In the method build_model we can use it in the following ways:

import os
import sys
from pathlib import Path
FILE = Path(__file__).resolve()
FILE_DIR = os.path.join(os.path.dirname(__file__))
ROOT = FILE.parents[0]
if str(ROOT) not in sys.path:
    sys.path.append(str(ROOT))

sys.path.insert(-1, os.path.join(os.path.dirname(__file__), "..", ".."))
from argparse import ArgumentParser
from ecos_core.groundingDino.dino import Model
parser = ArgumentParser()
opts = parser.parse_args()
with open(opt_path, 'r') as f:
    opts.__dict__ = json.load(f)
model_instance = Model(opts)
  • Use custom weight:
# Build model with custom weight
model = model_instance.build_model(custom_weight=<PATH_TO_WEIGHT>)
  • Build model with default options (weight will be downloaded and saved into ecos_core)
model = model_instance.build_model()
  • Build model with default options (weight will be downloaded and saved according to the deploy model)
# override weight path
self.opt.weights = os.path.join(FILE_DIR, self.opt.weights)
# build model
model = model_instance.build_model()

APIs

Model

Bases: BaseModel

build_model(custom_weight=None)

Build model in GroundingDINO model

Returns:

Name Type Description
_type_

description

get_transform()

Get image data transform function for preprocessing

Returns:

Name Type Description
transform func

transform function. This function will take input as image path and output - raw_image: image numpy mat - image_transform: image tensor (pytorch) Example: torchvision.transforms.transforms: data transforms function

inference(image, caption, box_threshold, text_threshold)

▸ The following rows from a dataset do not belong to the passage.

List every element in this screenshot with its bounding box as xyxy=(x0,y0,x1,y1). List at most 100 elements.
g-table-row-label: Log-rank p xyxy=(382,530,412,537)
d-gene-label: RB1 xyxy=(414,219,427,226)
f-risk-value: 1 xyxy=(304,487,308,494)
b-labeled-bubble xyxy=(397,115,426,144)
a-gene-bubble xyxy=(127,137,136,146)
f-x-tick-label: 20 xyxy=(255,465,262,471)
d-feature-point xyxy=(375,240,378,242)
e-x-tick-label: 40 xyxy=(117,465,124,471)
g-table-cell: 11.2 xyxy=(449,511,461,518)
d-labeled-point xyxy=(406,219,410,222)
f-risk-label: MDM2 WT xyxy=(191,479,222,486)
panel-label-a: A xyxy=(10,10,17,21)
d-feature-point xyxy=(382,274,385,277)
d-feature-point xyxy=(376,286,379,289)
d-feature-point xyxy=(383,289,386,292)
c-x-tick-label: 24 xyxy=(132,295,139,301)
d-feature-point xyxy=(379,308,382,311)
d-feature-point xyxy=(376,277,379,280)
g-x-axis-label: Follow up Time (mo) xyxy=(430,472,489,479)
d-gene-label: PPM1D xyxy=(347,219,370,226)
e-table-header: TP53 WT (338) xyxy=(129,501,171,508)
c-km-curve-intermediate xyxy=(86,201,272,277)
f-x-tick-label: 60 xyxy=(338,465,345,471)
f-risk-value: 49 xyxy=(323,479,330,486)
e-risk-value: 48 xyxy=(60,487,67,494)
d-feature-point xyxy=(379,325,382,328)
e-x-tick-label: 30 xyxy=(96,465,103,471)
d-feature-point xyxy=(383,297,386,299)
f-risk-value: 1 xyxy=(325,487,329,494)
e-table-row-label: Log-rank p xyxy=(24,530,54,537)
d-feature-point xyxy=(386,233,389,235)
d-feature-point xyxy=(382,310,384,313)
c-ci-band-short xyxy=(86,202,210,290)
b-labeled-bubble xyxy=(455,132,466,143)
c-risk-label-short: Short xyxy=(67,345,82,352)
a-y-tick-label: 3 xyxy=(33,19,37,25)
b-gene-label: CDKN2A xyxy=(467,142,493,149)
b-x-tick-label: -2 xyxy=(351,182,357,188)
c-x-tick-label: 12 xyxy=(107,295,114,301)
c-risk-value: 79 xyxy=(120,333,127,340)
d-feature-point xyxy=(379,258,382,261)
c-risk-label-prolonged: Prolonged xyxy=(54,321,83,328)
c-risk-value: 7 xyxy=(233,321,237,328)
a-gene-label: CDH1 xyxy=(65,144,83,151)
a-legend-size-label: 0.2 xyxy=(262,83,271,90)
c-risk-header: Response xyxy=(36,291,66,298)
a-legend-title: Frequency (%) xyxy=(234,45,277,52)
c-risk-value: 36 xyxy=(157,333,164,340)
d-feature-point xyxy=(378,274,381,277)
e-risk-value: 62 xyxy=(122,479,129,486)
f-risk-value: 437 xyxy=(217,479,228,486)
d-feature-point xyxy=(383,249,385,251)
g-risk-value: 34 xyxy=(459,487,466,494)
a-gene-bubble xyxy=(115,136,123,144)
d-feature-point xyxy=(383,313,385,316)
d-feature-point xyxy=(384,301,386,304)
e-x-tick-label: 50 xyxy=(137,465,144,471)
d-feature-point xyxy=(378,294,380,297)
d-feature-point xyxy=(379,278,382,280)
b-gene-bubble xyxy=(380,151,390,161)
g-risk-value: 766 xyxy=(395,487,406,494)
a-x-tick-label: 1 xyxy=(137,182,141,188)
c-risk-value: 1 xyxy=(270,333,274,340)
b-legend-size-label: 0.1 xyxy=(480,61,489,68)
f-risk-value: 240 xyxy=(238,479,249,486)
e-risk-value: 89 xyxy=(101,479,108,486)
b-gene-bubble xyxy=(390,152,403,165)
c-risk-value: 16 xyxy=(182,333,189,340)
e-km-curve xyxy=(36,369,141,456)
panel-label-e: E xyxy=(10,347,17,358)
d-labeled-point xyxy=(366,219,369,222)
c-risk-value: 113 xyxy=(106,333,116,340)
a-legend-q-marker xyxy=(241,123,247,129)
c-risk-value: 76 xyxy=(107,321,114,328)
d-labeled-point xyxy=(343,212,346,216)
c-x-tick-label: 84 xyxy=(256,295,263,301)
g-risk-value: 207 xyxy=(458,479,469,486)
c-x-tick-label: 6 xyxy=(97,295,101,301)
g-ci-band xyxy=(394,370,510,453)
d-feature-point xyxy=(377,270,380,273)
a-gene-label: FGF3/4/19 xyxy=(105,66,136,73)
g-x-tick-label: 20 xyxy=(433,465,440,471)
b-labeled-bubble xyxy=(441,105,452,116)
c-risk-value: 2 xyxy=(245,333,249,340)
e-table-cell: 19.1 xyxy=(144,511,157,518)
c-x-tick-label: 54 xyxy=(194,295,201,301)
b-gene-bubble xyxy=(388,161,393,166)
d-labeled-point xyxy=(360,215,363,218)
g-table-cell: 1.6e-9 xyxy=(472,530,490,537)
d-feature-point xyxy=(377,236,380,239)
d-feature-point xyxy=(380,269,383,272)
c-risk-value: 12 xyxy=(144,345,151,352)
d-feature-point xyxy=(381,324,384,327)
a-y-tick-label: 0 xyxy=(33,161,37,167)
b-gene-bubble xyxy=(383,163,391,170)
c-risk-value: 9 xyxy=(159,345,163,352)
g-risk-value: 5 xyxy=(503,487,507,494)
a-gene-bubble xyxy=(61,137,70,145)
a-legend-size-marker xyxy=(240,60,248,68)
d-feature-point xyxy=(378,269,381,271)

Run inference grounding dino given image, caption, box_threshold and text_threshold

Parameters:

Name Type Description Default
image Tensor

input image

required
caption str

prompt to detect

required
box_threshold float

box threshold for filtering

required
text_threshold float

text threshold for filtering

required

Returns:

Name Type Description
boxes Tensor

tensor containing boxes, shape(n, 4)

logits Tensor

tensor containing confidence scores for each box

phrases list

list of class names

process_image(image_path)

Process image in groundingDINO model

Parameters:

Name Type Description Default
image_path _type_

img path

required

Returns:

process_predictions(net_output, raw_image_path, raw_image_mat, image_transform, save_image_path)

post process the output of the net

Parameters:

Name Type Description Default
net_output _type_

output of detection net

required
raw_image_path str

raw image path

required

Returns:

Type Description

save_image_path inform that the annotation image has been written successfully in the same directory contain the annotation image, the annotation text file will be named "annotated_image.txt" each line format (yolo): class, x, y, w, h, confidence, class_name

reload_param(opt_path='./opt.json')

reload parameters

Parameters:

Name Type Description Default
opt_path str

Opt path. Defaults to "./opt.json".

'./opt.json'